Traditionell und kurios: 3 Dinge, die ihr über Tomaten garantiert nicht wusstet

Die Tomate ist das Königsgemüse der italienischen Küche. Als Protagonistin unzähliger traditioneller Rezepte gehört sie zu den Symbolen der mediterranen Ernährung. Ihre Eigenschaften sind bekannt: Antioxidantien, reich an Mineralien und Vitaminen. Aber auch ihr Ursprung – und wie ihre vielfältigen positiven Wirkungen am besten genutzt werden können – sind spannende Aspekte. Lasst uns also 3 Kuriositäten über dieses großartige Gemüse herausfinden.
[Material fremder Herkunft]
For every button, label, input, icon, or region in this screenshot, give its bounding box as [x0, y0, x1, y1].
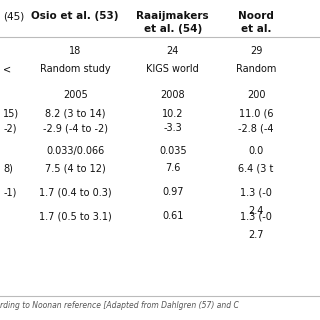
Text: Random: Random — [236, 64, 276, 74]
Text: 0.0: 0.0 — [248, 146, 264, 156]
Text: 11.0 (6: 11.0 (6 — [239, 109, 273, 119]
Text: 0.033/0.066: 0.033/0.066 — [46, 146, 104, 156]
Text: et al. (54): et al. (54) — [144, 24, 202, 34]
Text: rding to Noonan reference [Adapted from Dahlgren (57) and C: rding to Noonan reference [Adapted from … — [0, 301, 239, 310]
Text: 7.6: 7.6 — [165, 163, 180, 173]
Text: KIGS world: KIGS world — [147, 64, 199, 74]
Text: 0.035: 0.035 — [159, 146, 187, 156]
Text: 0.97: 0.97 — [162, 187, 184, 197]
Text: 1.7 (0.5 to 3.1): 1.7 (0.5 to 3.1) — [39, 211, 112, 221]
Text: 10.2: 10.2 — [162, 109, 184, 119]
Text: 1.3 (-0: 1.3 (-0 — [240, 187, 272, 197]
Text: 2.7: 2.7 — [248, 230, 264, 240]
Text: -2): -2) — [3, 123, 17, 133]
Text: et al.: et al. — [241, 24, 271, 34]
Text: 2.4: 2.4 — [248, 206, 264, 216]
Text: 7.5 (4 to 12): 7.5 (4 to 12) — [45, 163, 106, 173]
Text: 24: 24 — [167, 46, 179, 56]
Text: -1): -1) — [3, 187, 17, 197]
Text: Random study: Random study — [40, 64, 110, 74]
Text: Osio et al. (53): Osio et al. (53) — [31, 11, 119, 21]
Text: 2005: 2005 — [63, 90, 88, 100]
Text: 6.4 (3 t: 6.4 (3 t — [238, 163, 274, 173]
Text: Noord: Noord — [238, 11, 274, 21]
Text: 18: 18 — [69, 46, 81, 56]
Text: 8.2 (3 to 14): 8.2 (3 to 14) — [45, 109, 106, 119]
Text: -3.3: -3.3 — [164, 123, 182, 133]
Text: 29: 29 — [250, 46, 262, 56]
Text: 1.3 (-0: 1.3 (-0 — [240, 211, 272, 221]
Text: -2.8 (-4: -2.8 (-4 — [238, 123, 274, 133]
Text: 0.61: 0.61 — [162, 211, 183, 221]
Text: <: < — [3, 64, 11, 74]
Text: 1.7 (0.4 to 0.3): 1.7 (0.4 to 0.3) — [39, 187, 111, 197]
Text: Raaijmakers: Raaijmakers — [137, 11, 209, 21]
Text: (45): (45) — [3, 11, 24, 21]
Text: 8): 8) — [3, 163, 13, 173]
Text: -2.9 (-4 to -2): -2.9 (-4 to -2) — [43, 123, 108, 133]
Text: 200: 200 — [247, 90, 265, 100]
Text: 2008: 2008 — [161, 90, 185, 100]
Text: 15): 15) — [3, 109, 19, 119]
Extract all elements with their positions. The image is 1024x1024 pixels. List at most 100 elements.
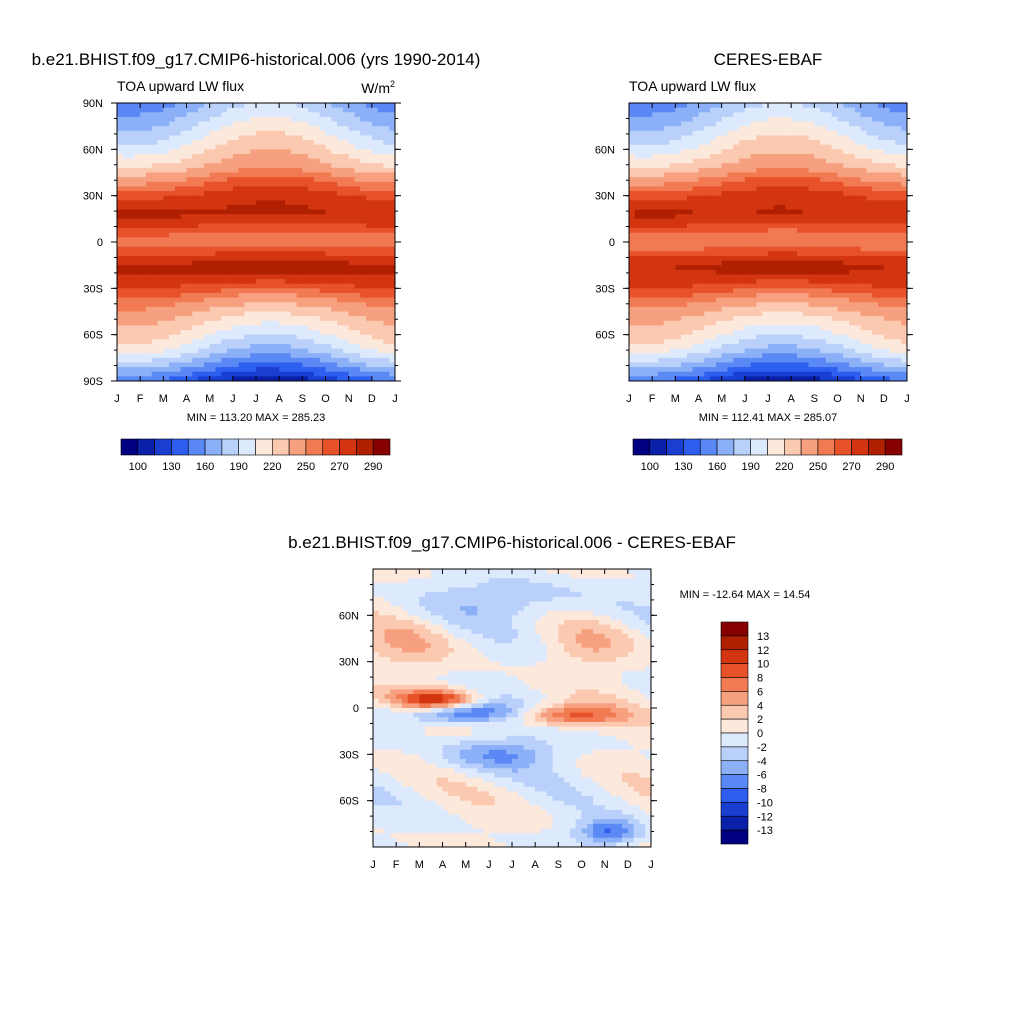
heatmap-cell (151, 200, 159, 206)
heatmap-cell (267, 330, 274, 336)
heatmap-cell (186, 348, 193, 354)
heatmap-cell (296, 297, 303, 303)
heatmap-cell (244, 242, 251, 248)
heatmap-cell (727, 269, 734, 276)
heatmap-cell (337, 228, 344, 234)
heatmap-cell (773, 232, 781, 238)
heatmap-cell (779, 255, 786, 262)
heatmap-cell (290, 367, 298, 373)
heatmap-cell (750, 255, 758, 262)
heatmap-cell (290, 237, 298, 243)
heatmap-cell (371, 130, 379, 137)
heatmap-cell (377, 306, 385, 313)
heatmap-cell (750, 121, 758, 127)
heatmap-cell (221, 302, 228, 308)
heatmap-cell (657, 274, 665, 280)
heatmap-cell (163, 204, 170, 211)
heatmap-cell (221, 172, 228, 178)
heatmap-cell (122, 200, 130, 206)
heatmap-cell (646, 228, 653, 234)
heatmap-cell (209, 181, 217, 187)
heatmap-cell (180, 237, 188, 243)
heatmap-cell (221, 126, 228, 132)
heatmap-cell (383, 343, 390, 350)
heatmap-cell (337, 246, 344, 252)
heatmap-cell (808, 269, 815, 276)
heatmap-cell (169, 362, 176, 368)
heatmap-cell (313, 209, 321, 215)
heatmap-cell (354, 121, 361, 127)
heatmap-cell (704, 330, 711, 336)
heatmap-cell (261, 237, 269, 243)
heatmap-cell (122, 274, 130, 280)
heatmap-cell (325, 153, 332, 160)
heatmap-cell (227, 376, 234, 381)
heatmap-cell (180, 279, 188, 285)
heatmap-cell (180, 218, 188, 225)
heatmap-cell (721, 339, 729, 345)
heatmap-cell (308, 343, 315, 350)
heatmap-cell (267, 237, 274, 243)
heatmap-cell (250, 348, 257, 354)
heatmap-cell (331, 297, 338, 303)
heatmap-cell (319, 237, 327, 243)
heatmap-cell (721, 237, 729, 243)
heatmap-cell (354, 320, 361, 326)
heatmap-cell (796, 367, 804, 373)
heatmap-cell (704, 228, 711, 234)
heatmap-cell (721, 302, 729, 308)
heatmap-cell (215, 297, 222, 303)
heatmap-cell (785, 265, 792, 271)
heatmap-cell (692, 316, 700, 322)
heatmap-cell (180, 140, 188, 146)
heatmap-cell (733, 371, 740, 377)
heatmap-cell (308, 274, 315, 280)
heatmap-cell (250, 121, 257, 127)
heatmap-cell (186, 177, 193, 183)
heatmap-cell (814, 214, 821, 220)
heatmap-cell (284, 242, 292, 248)
heatmap-cell (273, 232, 280, 238)
heatmap-cell (325, 204, 332, 211)
heatmap-cell (686, 339, 694, 345)
heatmap-cell (657, 320, 665, 326)
heatmap-cell (383, 181, 390, 187)
heatmap-cell (227, 191, 234, 197)
heatmap-cell (727, 265, 734, 271)
heatmap-cell (163, 209, 170, 215)
heatmap-cell (785, 149, 792, 155)
heatmap-cell (739, 149, 746, 155)
heatmap-cell (273, 325, 280, 331)
heatmap-cell (383, 135, 390, 141)
heatmap-cell (209, 177, 217, 183)
heatmap-cell (186, 200, 193, 206)
heatmap-cell (134, 283, 141, 289)
heatmap-cell (348, 251, 356, 257)
heatmap-cell (279, 371, 286, 377)
heatmap-cell (134, 246, 141, 252)
heatmap-cell (663, 209, 671, 215)
heatmap-cell (383, 209, 390, 215)
heatmap-cell (704, 177, 711, 183)
heatmap-cell (704, 334, 711, 340)
heatmap-cell (244, 140, 251, 146)
heatmap-cell (331, 343, 338, 350)
heatmap-cell (174, 288, 182, 294)
heatmap-cell (802, 237, 810, 243)
heatmap-cell (325, 130, 332, 137)
heatmap-cell (117, 140, 124, 146)
heatmap-cell (733, 107, 740, 113)
heatmap-cell (238, 334, 246, 340)
heatmap-cell (244, 330, 251, 336)
heatmap-cell (791, 339, 798, 345)
heatmap-cell (163, 255, 170, 262)
heatmap-cell (238, 320, 246, 326)
heatmap-cell (768, 274, 775, 280)
heatmap-cell (646, 116, 653, 123)
heatmap-cell (227, 237, 234, 243)
heatmap-cell (652, 251, 659, 257)
heatmap-cell (634, 362, 642, 368)
heatmap-cell (325, 181, 332, 187)
heatmap-cell (744, 376, 752, 381)
heatmap-cell (733, 343, 740, 350)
  1. Besser gekocht als roh

Weniger bekannt ist, dass, auch wenn die Tomate roh genießbar ist, sie ihre wohltuende Kraft beim Kochen verstärkt. Gemäß einer Studie von Forschern der Universität Adelaide ist die gekochte Tomate wirksam im Kampf gegen Cholesterin und Bluthochdruck. Grund dafür sei das Antioxidans Lycopin, welches der Körper in gekochter Form der Tomate besser aufnehmen und verwerten kann. Kurz gesagt: Es ist normalerweise üblich, rohes oder blanchiertes Gemüse zu essen, um keine Eigenschaften zu verlieren. Im Falle der Tomaten trägt das Kochen jedoch dazu bei, die Aufnahme der Inhaltsstoffe für den Körper zu erleichtern. Um den Geschmack und die Heilkräfte des typischen Gemüses der Sommersaison zu erhalten, sollte also auf verarbeitete Tomaten in Form von Tomatensaft oder Saucen zurückgegriffen werden.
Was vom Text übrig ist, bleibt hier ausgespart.